I started to start a post for us to show pictures of our selves then lo and behold i saw the samething just a few posts down...

move along, nothing to see here

MODs feel free to lock or remove this if you like.


----------



## Kirstin (Oct 29, 2008)

ha ha ha - I was just going to give you a link to that one.


----------



## Guest (Nov 18, 2008)

As I was going through the other thread I notices we now have gender tags in our name field.

















I blew them up a little so they look pixelated.


----------



## Kirstin (Oct 29, 2008)

Vampyre said:


> As I was going through the other thread I notices we now have gender tags in our name field.
> 
> 
> 
> ...


Hey! I didn't notice that!! Harvey has been busy behind the scenes!


----------



## Guest (Nov 18, 2008)

Yep, he's quite the busy bee.


----------



## Angela (Nov 2, 2008)

Kirstin said:


> Hey! I didn't notice that!! Harvey has been busy behind the scenes!

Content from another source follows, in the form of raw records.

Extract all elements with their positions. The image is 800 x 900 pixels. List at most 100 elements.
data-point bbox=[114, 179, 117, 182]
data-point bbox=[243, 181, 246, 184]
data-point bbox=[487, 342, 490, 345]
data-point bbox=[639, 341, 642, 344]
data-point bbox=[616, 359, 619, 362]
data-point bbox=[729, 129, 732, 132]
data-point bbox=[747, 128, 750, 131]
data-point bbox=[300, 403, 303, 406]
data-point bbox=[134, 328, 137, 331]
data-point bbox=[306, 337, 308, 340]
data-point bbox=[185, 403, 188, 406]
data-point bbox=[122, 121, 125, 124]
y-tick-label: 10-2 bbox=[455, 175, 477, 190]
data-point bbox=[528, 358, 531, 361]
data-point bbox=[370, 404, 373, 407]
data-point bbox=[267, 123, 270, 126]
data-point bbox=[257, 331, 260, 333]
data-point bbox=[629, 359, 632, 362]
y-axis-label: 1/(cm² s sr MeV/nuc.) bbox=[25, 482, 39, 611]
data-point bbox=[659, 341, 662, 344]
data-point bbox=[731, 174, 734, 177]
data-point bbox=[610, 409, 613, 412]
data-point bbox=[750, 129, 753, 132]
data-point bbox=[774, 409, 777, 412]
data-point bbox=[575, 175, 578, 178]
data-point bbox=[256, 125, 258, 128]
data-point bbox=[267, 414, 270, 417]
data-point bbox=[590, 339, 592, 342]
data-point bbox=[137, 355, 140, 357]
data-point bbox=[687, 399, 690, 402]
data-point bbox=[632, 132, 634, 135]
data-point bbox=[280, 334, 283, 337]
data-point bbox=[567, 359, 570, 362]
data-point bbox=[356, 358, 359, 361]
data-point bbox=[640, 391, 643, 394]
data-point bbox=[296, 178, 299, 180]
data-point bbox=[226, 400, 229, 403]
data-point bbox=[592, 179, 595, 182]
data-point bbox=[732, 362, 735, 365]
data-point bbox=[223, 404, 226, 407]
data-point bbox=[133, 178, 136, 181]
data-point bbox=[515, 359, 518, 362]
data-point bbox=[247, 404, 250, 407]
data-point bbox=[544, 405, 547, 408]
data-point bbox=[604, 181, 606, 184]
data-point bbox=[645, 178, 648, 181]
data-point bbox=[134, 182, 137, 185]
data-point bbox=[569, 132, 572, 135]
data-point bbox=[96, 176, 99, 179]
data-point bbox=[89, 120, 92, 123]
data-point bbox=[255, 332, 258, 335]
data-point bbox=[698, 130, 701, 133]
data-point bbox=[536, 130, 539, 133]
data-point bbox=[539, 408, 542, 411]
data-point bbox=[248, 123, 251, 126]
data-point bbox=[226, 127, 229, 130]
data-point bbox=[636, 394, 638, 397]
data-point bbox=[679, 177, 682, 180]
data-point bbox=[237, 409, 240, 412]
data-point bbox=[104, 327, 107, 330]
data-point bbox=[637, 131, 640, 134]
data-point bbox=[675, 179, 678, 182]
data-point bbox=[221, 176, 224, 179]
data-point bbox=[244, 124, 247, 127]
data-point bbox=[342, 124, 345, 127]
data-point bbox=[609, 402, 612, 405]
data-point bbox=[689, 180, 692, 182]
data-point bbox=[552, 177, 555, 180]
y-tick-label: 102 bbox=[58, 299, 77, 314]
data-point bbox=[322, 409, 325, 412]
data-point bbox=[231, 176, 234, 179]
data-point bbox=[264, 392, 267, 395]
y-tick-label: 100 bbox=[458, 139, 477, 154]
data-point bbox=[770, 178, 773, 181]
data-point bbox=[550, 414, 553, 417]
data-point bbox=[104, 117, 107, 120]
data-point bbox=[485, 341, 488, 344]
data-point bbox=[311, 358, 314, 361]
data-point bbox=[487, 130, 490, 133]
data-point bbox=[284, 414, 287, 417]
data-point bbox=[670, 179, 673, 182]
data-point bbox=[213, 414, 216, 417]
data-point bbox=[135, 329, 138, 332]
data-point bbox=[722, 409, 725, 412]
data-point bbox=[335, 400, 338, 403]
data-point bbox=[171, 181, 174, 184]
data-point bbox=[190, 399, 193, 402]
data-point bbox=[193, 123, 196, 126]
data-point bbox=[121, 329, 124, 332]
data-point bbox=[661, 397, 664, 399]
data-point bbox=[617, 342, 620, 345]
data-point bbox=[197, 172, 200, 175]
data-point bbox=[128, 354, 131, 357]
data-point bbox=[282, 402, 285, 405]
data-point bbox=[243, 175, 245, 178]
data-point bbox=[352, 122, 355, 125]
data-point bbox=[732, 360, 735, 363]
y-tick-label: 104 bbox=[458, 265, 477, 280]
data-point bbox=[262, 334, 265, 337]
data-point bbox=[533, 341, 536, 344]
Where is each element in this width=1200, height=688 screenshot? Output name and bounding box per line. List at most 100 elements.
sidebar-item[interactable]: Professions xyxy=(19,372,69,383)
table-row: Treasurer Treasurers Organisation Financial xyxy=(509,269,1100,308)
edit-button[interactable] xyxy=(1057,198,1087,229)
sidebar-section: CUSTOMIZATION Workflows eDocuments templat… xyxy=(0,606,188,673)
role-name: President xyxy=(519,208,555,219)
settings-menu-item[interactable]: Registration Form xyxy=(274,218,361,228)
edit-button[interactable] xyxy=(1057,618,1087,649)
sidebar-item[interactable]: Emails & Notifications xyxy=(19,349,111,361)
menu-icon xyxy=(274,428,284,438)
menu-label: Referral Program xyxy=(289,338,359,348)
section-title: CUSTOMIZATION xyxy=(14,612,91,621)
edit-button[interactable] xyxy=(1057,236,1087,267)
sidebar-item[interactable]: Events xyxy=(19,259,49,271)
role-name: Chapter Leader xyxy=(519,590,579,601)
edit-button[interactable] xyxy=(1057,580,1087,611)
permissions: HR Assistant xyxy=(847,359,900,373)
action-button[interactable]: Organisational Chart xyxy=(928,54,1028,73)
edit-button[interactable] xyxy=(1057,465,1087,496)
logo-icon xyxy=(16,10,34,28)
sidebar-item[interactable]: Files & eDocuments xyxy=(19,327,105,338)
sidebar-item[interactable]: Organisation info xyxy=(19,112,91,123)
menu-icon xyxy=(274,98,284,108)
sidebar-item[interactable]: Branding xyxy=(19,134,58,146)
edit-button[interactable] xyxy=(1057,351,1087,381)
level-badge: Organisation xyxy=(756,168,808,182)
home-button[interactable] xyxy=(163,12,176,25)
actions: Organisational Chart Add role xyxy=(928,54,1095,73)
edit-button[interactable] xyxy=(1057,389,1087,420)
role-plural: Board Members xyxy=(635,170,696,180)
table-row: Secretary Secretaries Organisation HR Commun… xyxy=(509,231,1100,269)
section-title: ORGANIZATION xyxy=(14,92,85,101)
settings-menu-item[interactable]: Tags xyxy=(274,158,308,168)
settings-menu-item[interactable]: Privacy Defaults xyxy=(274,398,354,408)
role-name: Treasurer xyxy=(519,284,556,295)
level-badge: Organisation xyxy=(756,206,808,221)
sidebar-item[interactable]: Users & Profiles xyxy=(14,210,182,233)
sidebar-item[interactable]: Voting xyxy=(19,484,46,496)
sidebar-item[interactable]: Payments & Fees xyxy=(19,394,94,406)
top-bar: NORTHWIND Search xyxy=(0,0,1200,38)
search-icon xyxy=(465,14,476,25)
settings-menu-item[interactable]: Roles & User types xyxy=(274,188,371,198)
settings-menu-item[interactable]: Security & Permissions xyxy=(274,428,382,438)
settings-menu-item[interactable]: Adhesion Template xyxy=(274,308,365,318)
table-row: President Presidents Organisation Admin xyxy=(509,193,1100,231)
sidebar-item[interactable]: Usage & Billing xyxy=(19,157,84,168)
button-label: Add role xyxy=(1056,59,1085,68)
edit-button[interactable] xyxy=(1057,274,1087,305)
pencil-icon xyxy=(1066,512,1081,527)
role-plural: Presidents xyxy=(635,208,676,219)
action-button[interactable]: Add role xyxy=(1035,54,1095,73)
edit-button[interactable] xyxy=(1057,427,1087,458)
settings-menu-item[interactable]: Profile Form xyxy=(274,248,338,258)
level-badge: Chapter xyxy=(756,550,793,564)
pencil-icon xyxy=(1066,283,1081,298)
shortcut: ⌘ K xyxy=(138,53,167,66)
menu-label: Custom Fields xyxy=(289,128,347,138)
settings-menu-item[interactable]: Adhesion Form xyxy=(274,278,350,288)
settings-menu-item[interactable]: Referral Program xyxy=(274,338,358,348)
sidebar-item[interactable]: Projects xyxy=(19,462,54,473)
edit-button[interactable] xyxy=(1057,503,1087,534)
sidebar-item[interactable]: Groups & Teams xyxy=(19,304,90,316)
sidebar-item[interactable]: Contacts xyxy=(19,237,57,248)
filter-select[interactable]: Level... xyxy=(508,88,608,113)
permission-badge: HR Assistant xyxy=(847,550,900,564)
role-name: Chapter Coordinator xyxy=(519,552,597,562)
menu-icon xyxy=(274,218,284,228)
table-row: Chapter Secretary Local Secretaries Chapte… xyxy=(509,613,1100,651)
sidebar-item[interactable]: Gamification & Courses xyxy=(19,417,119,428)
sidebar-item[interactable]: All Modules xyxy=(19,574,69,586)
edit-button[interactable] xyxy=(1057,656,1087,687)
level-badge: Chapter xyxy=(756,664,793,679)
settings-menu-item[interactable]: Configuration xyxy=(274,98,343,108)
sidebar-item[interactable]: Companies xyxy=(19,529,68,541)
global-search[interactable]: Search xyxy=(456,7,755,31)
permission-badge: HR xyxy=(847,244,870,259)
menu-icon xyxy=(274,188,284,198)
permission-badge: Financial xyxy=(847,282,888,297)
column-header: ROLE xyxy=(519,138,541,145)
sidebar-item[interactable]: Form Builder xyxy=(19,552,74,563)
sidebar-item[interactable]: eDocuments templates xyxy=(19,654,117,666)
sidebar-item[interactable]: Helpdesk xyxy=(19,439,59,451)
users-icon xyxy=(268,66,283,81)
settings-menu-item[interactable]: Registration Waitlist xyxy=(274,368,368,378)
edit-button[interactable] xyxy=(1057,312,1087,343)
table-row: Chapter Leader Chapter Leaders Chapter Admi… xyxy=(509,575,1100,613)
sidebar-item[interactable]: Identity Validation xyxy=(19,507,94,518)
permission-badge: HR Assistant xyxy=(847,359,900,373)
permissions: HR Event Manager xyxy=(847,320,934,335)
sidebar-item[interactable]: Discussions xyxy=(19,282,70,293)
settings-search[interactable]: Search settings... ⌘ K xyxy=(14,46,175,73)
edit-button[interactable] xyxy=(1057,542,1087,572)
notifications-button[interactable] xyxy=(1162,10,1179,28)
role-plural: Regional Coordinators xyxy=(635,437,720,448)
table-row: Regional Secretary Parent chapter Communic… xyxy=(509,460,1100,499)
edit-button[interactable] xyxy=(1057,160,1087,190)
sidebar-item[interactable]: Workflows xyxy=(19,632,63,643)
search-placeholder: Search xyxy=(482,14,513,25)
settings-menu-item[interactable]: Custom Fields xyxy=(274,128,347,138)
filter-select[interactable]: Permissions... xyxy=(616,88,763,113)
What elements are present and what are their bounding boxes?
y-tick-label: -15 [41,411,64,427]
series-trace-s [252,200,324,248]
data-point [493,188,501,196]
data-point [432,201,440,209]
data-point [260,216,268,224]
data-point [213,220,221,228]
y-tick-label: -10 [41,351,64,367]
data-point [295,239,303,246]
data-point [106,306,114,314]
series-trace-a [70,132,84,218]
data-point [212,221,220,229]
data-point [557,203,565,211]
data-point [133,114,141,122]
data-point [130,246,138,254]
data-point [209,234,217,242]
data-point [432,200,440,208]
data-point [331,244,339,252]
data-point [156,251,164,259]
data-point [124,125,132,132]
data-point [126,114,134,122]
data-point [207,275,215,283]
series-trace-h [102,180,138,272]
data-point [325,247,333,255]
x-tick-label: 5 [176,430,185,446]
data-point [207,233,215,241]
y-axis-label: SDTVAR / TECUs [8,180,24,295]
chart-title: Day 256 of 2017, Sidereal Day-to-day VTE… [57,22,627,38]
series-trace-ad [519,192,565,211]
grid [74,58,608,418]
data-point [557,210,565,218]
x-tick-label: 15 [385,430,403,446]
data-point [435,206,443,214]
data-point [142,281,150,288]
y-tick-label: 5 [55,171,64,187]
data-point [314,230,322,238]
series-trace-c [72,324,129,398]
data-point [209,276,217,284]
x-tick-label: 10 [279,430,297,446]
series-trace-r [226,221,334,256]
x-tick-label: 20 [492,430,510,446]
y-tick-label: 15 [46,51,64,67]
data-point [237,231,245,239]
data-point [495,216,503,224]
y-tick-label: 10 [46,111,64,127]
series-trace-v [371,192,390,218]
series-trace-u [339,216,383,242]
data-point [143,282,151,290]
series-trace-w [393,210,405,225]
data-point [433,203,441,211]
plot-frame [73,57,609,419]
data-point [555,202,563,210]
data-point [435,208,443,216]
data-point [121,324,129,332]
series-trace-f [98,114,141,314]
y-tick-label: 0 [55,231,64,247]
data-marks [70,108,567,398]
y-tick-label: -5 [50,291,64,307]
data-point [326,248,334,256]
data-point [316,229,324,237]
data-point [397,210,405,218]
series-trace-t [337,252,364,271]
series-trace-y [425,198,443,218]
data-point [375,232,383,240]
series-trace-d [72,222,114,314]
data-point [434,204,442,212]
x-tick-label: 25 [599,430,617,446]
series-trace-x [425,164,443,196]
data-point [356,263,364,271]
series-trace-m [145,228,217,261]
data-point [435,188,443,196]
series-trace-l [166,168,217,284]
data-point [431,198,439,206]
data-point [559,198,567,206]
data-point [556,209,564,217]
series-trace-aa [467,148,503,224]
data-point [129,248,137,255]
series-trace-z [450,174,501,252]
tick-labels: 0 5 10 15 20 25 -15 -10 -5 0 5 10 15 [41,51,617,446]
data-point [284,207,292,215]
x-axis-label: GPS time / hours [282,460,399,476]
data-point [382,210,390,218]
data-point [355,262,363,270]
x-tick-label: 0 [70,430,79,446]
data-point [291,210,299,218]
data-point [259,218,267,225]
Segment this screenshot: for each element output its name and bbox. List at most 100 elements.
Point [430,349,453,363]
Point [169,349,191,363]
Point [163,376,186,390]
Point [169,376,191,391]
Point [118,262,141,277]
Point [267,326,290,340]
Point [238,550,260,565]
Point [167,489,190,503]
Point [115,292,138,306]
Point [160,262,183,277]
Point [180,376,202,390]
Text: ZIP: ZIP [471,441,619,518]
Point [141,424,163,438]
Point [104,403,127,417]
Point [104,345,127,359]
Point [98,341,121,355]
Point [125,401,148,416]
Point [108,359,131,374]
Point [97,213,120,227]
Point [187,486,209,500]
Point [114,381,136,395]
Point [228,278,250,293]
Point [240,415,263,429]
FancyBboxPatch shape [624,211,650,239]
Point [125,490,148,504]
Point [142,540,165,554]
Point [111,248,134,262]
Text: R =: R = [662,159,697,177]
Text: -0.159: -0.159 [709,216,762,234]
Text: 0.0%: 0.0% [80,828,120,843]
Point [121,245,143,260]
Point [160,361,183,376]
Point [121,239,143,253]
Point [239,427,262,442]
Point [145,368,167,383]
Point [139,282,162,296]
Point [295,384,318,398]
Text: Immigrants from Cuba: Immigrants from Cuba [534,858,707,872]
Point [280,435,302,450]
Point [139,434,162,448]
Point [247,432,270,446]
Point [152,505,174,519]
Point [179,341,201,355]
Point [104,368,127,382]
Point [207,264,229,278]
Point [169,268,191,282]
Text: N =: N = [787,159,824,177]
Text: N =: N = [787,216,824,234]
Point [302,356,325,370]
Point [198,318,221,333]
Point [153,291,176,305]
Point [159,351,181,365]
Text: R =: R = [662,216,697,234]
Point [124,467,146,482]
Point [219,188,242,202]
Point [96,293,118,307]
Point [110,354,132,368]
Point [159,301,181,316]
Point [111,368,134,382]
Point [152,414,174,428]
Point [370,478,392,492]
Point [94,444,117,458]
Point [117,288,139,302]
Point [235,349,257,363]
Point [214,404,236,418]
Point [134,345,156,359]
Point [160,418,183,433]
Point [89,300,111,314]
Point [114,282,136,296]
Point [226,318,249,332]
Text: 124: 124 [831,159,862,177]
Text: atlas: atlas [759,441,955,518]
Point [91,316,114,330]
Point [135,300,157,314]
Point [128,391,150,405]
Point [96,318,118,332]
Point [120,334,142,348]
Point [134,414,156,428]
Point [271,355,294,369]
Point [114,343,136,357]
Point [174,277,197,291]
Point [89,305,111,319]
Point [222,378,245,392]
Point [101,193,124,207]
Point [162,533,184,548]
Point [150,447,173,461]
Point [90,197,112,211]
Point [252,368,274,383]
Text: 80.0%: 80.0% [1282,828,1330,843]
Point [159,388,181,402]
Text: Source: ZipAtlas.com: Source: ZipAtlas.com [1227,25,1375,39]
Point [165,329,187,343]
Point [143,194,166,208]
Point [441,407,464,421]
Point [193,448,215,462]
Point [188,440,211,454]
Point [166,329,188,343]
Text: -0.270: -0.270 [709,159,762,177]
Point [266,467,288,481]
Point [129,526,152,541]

they are kinda small and kinda blend in if you are not looking for them.


----------



## sjc (Oct 29, 2008)

Where? I don't see it.


----------



## KBoards Admin (Nov 27, 2007)

Right about...

<--- here. See my 'male' symbol?


----------



## Guest (Nov 18, 2008)

Yep, they are tiny and unobtrusive.


----------



## Linda Cannon-Mott (Oct 28, 2008)

Now when did you do that Harvey?? Cute! I can't keep up with you.


----------



## Angela (Nov 2, 2008)

Vampyre said:


> Yep, they are tiny and unobtrusive.


When I first noticed mine, I wasn't sure what it what until I saw it on yours and then I could tell what it was!!


----------



## sjc (Oct 29, 2008)

Ohhh...there it is... Nice touch Harvey!!


----------